Some articles I read recently suggest it is true the amount of sleep that is optimal varies among individuals, and the difference can be quite substantial. On one extreme, there are the 'long sleepers' who require more than 9 hours worth of sleep per day. Anything less results in
sleep debt. The other polarity, the 'short sleepers', can sleep 5 hours and still function as equally happy and healthy people. Of course, these figures come with the usual caveats, that other factors such as age, physical well-being and quality of sleep need to be taken into account. But speaking from my own experience and observation, the reality is indeed so unfair.
I am a typical long sleeper who turns in as early as nine plus at night. In fact, this was my average lights off timing, in army speak, when I was in secondary school. Things changed in JC when I was forced by the rigmarole of playing catch-up in studies and juggling CCAs to sleep later by two to three hours. An improvement to my absurdly early sleeping time, but the con side was that I found myself dozing off during lessons more often than ever and while I was awake, having shorter attention span and being unable to concentrate. On the other hand, I hear of people who sleep under four hours and still managed to get by, if not doing better. And they did not show any symptoms of acute lack of sleep as I would if I had slept as much. So is it really true some people just have the advantage of being able to live on less sleep and thus having more effective hours a day to spend? I am inclined to believe so. And yes, I am very jealous.
Aside from spending a significant fraction of my weekend compensating the sleep debt (I slept a grand total of 14 hours of my Saturday away), my waking hours were spent on reading and more reading, from blogs to forums to magazines to tabloids to the 'hidden treasures' on my book shelf.
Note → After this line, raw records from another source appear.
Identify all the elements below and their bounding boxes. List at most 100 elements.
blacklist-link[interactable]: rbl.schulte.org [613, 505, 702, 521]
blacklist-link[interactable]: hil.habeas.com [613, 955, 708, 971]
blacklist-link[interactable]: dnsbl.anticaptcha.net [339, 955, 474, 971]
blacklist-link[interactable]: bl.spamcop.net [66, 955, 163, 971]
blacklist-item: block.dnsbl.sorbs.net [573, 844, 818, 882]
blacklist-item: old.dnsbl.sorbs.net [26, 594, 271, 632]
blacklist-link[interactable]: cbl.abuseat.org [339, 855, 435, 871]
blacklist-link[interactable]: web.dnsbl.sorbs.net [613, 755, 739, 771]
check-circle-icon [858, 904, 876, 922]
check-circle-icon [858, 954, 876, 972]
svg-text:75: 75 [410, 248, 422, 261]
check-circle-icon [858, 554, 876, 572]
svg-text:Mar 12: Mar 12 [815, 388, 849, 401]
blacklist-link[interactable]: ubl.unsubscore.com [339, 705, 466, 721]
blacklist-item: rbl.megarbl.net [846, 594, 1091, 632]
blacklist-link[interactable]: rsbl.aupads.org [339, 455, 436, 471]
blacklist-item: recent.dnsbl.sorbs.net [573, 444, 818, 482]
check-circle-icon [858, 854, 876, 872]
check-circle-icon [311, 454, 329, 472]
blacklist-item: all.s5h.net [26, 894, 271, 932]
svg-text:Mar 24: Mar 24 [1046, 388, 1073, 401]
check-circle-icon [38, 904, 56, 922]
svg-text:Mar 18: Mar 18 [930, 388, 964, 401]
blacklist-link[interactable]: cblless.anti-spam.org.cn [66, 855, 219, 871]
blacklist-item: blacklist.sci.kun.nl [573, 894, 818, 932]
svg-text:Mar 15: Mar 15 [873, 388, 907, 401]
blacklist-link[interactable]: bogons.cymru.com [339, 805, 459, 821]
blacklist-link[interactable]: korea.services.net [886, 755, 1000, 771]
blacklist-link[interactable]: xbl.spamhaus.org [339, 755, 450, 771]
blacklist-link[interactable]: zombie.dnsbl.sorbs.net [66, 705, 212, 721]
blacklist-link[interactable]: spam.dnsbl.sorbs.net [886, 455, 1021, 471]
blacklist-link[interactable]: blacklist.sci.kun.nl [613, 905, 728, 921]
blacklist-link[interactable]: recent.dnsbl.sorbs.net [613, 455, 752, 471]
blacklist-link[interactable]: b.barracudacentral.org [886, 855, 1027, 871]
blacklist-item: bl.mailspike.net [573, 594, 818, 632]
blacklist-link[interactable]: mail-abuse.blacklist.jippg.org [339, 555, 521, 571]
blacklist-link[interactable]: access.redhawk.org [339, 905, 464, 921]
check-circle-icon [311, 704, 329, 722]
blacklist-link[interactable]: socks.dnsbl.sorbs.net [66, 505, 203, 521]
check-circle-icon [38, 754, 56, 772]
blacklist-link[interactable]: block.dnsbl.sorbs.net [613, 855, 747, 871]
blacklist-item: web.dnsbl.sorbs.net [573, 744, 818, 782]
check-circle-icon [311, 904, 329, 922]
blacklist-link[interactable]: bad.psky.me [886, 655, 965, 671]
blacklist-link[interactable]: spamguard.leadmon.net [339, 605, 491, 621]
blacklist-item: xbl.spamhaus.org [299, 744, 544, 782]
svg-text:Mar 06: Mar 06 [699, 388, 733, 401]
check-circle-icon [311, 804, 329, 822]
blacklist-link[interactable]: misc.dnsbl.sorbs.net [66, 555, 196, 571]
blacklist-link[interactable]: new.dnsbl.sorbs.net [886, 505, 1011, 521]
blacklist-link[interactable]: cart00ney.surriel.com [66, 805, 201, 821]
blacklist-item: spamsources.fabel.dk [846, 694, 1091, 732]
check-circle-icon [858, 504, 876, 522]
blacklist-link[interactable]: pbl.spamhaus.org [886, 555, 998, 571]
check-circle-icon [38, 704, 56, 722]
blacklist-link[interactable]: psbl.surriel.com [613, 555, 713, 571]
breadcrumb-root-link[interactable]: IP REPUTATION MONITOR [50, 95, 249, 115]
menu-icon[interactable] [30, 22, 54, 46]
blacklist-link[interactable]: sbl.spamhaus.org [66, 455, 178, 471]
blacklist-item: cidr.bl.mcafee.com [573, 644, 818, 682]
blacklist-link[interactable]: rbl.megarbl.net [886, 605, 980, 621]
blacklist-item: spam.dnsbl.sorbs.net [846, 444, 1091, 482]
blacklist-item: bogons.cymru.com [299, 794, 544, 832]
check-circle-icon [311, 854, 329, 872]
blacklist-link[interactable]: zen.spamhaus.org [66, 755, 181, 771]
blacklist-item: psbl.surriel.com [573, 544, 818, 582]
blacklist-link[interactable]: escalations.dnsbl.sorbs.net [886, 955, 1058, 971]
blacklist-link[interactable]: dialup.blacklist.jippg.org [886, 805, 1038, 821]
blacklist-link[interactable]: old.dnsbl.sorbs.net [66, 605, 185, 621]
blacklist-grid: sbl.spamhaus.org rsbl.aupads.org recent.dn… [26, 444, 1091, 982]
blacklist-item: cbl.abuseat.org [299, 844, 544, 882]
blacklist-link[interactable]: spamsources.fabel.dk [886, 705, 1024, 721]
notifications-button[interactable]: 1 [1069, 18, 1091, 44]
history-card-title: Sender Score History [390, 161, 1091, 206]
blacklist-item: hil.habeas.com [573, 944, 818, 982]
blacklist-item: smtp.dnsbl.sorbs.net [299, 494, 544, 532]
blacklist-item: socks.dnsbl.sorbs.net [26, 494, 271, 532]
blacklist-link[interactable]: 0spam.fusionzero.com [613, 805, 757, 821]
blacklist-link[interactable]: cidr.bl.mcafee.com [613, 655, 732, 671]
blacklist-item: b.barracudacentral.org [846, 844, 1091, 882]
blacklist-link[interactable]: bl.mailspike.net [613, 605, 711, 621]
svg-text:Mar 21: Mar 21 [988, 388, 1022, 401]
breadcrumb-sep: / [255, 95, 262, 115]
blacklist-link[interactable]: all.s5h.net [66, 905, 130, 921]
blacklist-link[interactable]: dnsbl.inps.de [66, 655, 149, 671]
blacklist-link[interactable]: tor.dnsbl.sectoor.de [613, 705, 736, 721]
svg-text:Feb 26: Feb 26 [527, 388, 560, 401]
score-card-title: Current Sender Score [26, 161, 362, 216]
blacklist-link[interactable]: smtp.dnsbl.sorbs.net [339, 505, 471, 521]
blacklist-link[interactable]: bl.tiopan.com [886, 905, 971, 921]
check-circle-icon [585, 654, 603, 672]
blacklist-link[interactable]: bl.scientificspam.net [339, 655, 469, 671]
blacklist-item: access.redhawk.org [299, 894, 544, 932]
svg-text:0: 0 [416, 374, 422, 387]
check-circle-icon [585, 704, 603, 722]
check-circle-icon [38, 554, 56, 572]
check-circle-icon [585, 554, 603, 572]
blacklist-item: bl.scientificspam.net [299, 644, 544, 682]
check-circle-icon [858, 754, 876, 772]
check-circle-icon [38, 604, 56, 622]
I guess even though the internet provides a limitless range of reading materials for entertainment and knowledge acquisition, the joys of surfing the net pale in comparison to having a good book on the lap and spending the entire day getting lost in the pages. How I miss those halcyon primary school days when I could just spend the entirety of my December holiday reading R.L.Stine's. And with so many books on the shelf clamouring to be read, it might be a little hard to pry myself away from self-imposed imprisonment at home on future weekends.